Neben dem in Deutschland noch eher unüblichen Biowasser bot ein natürliches Lebensmittel der ganz anderen Art Diskussionsstoff an der vorangegangenen Tagung, dem 25. Lebensmittelrechtstag für Erzeugnisse aus Getreide, der am 18. und 19. Juni 2018 bei der AGF stattfand: Es ging um Insekten als Nahrungsquelle – und das vor allem in der EU. Hier gibt es tatsächlich Insekten-Burger, Insektenmehl und -brot und sogar Kochkurse zum Thema Kerbtiere. In Österreich gibt es die Nährstofflieferanten nicht nur auf dem Teller, sondern auch auf dem Papier: als Leitlinie für gezüchtete Insekten als Lebensmittel. Ob nur ein Trend oder doch eine nachhaltige Lösung, um die steigende Weltpopulation zu ernähren – Insekten wurden als neuartiges Lebensmittel, sogenanntes „Novel Food“, in die neu aufgelegte EU-Verordnung 2015/2283 aufgenommen, die ab dem 1. Januar 2018 gültig ist. Die vormalige Verordnung (EG) 258/97 zu Novel Food nannte Insekten nicht ausdrücklich.

Qualität der Lebensmittel erhöhen

Die Rechtslage und Details zum Zulassungsverfahren schilderte Rechtsanwalt Dr. Markus Grube. Neues aus Brüssel ergänzte die Juristin Dr. Vanessa Kluge und präsentierte anschaulich aktuelles Rechtswissen zur EU-Kontrollverordnung, der EU-Ökoverordnung, zur nachhaltigen Risikobewertung in der Lebensmittelkette und Durchführungsrechtsakte zum Thema Novel Food.
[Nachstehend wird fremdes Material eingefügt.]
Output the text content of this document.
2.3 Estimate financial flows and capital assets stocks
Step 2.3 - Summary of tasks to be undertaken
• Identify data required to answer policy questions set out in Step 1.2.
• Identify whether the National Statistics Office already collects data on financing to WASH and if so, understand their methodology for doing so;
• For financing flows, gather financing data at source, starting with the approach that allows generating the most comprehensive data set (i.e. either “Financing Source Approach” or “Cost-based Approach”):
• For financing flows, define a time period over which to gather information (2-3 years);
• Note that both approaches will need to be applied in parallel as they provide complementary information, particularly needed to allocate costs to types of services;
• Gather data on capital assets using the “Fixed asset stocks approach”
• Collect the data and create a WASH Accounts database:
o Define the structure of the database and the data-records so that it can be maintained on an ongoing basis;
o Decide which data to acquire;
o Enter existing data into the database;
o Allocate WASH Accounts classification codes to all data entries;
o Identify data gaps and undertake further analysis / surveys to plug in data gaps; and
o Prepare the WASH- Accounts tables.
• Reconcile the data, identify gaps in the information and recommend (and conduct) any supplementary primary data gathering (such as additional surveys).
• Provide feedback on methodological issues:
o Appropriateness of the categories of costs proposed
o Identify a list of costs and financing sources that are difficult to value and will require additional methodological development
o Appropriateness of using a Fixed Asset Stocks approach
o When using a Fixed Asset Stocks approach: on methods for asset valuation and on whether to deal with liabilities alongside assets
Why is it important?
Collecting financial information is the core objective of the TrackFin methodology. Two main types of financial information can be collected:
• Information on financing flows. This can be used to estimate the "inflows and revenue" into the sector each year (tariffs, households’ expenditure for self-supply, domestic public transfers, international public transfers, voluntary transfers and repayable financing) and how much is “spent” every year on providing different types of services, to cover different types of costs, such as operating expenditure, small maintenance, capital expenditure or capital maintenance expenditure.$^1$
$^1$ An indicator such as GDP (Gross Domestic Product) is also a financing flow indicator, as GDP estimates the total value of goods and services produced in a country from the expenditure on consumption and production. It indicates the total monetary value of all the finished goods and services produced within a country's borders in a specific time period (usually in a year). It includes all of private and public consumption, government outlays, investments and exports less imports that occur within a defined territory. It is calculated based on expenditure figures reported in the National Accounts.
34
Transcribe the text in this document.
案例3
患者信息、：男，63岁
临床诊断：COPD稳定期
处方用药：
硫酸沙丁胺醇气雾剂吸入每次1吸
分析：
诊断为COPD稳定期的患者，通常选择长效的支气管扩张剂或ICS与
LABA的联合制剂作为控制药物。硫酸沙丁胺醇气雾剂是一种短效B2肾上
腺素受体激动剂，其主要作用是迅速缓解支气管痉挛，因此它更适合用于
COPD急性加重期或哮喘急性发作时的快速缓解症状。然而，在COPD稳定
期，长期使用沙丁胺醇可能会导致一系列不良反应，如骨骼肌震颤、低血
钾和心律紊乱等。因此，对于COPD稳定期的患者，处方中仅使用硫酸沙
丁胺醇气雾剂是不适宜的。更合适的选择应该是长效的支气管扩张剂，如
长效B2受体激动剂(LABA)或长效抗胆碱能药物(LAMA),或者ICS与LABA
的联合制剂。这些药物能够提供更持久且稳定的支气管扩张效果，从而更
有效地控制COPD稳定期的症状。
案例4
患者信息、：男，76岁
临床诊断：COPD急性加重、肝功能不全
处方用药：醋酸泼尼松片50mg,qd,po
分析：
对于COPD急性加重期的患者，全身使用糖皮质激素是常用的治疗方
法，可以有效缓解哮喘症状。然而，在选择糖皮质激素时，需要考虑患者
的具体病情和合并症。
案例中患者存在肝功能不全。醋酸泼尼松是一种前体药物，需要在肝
Der studierte Chemiker und Wissenschaftler Dr. Hasan Taschan referierte ebenfalls über Insekten als exotische Nahrungsquelle. In den Niederlanden würden seit Jahren Insektenlebensmittel angeboten. In Finnland seien Brote mit Heuschreckenmehl auf dem Markt. Doch ob man mit Insekten die Welternährungsprobleme lösen könne, wie die Ernährungs- und Landwirtschaftsorganisation der Vereinten Nationen andeute, bleibt für ihn fraglich. Fest steht: Mit Trendthemen wie diesen und weiteren Vorträgen über Zusatzstoffe und Aromen zog der AGF-Lebensmittelrechtstag mehr als 150 Teilnehmer aus der bundesweiten Lebensmittelbranche an. „Mit unseren Veranstaltungen wollen wir unseren Teil zu einem besseren Qualitätsmanagement in der Lebensmittelindustrie und so zu einem nachhaltigen Schutz der Verbraucher beitragen – dazu zählen schließlich wir alle“, fasste Tobias Schuhmacher, Hauptgeschäftsführer der AGF, seine Ziele zusammen.